I paesi che soffrono meno sono quelli che hanno più autonomia dal punto di vista energetico,  come gli Stati Uniti che  possono disporre di petrolio, gas e nucleare, o come la Francia che, con le sue 56 centrali nucleari è in una condizione di relativa autonomia.

L’Italia invece è nuda. Non solo per il petrolio, il gas ed in nucleare ma anche perché manca di molte materie prime che scioccamente e senza alcuna visione di politica agricola ha allegramente demandato a paesi terzi di produrre. Ecco perché nel nostro Paese le filiere, soprattutto alimentari, evidenziano  una situazione di gravissima sofferenza al punto che le imprese coinvolte rischiano molto presto di dover cessare l’attività. Inevitabilmente i prezzi al consumo salgono, e con essi l’inflazione.

Nel caso in cui il quadro dovesse ulteriormente peggiorare piomberemo in una situazione davvero incresciosa di economia di guerra, ovvero in uno stato in cui l’approvvigionamento della popolazione, del sistema produttivo e dell’esercito sarà garantito da un apparato burocratico-amministrativo di allocazione e distribuzione delle risorse.

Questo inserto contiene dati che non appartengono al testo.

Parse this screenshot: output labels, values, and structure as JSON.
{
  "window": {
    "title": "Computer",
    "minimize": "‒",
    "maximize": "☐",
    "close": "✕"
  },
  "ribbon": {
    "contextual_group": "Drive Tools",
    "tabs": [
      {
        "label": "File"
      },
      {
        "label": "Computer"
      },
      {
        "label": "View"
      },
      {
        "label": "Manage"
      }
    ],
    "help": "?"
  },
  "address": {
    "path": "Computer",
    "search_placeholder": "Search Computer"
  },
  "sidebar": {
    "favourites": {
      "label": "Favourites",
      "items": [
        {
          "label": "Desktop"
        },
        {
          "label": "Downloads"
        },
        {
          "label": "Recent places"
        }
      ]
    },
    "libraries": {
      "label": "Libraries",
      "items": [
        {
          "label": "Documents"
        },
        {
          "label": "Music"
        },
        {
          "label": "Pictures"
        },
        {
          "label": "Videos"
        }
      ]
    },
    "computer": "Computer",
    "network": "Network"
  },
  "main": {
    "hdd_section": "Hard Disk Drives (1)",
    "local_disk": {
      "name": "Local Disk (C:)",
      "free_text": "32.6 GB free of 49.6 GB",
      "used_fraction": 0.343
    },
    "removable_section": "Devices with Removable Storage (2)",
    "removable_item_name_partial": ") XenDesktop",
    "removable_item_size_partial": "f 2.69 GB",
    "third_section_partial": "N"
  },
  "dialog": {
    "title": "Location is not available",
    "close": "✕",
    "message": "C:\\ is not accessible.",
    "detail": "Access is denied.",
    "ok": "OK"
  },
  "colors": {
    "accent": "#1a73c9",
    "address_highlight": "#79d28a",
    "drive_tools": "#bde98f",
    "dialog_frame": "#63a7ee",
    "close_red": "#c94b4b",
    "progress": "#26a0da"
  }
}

Sarà inevitabile sospendere o comunque ridurre in modo significativo l’economia di mercato per sostituirla con una economia pianificata dalla Stato  in cui a livello centrale si decide come, dove, quanto produrre e quanto consumare. In conferenza stampa il Primo Ministro Draghi ci ha fatto capire di essere pronti; certo, non l’ha detto in modo chiaro ma, almeno per chi avesse le antenne alzate, è stato possibile leggerlo nelle sue perifrasi.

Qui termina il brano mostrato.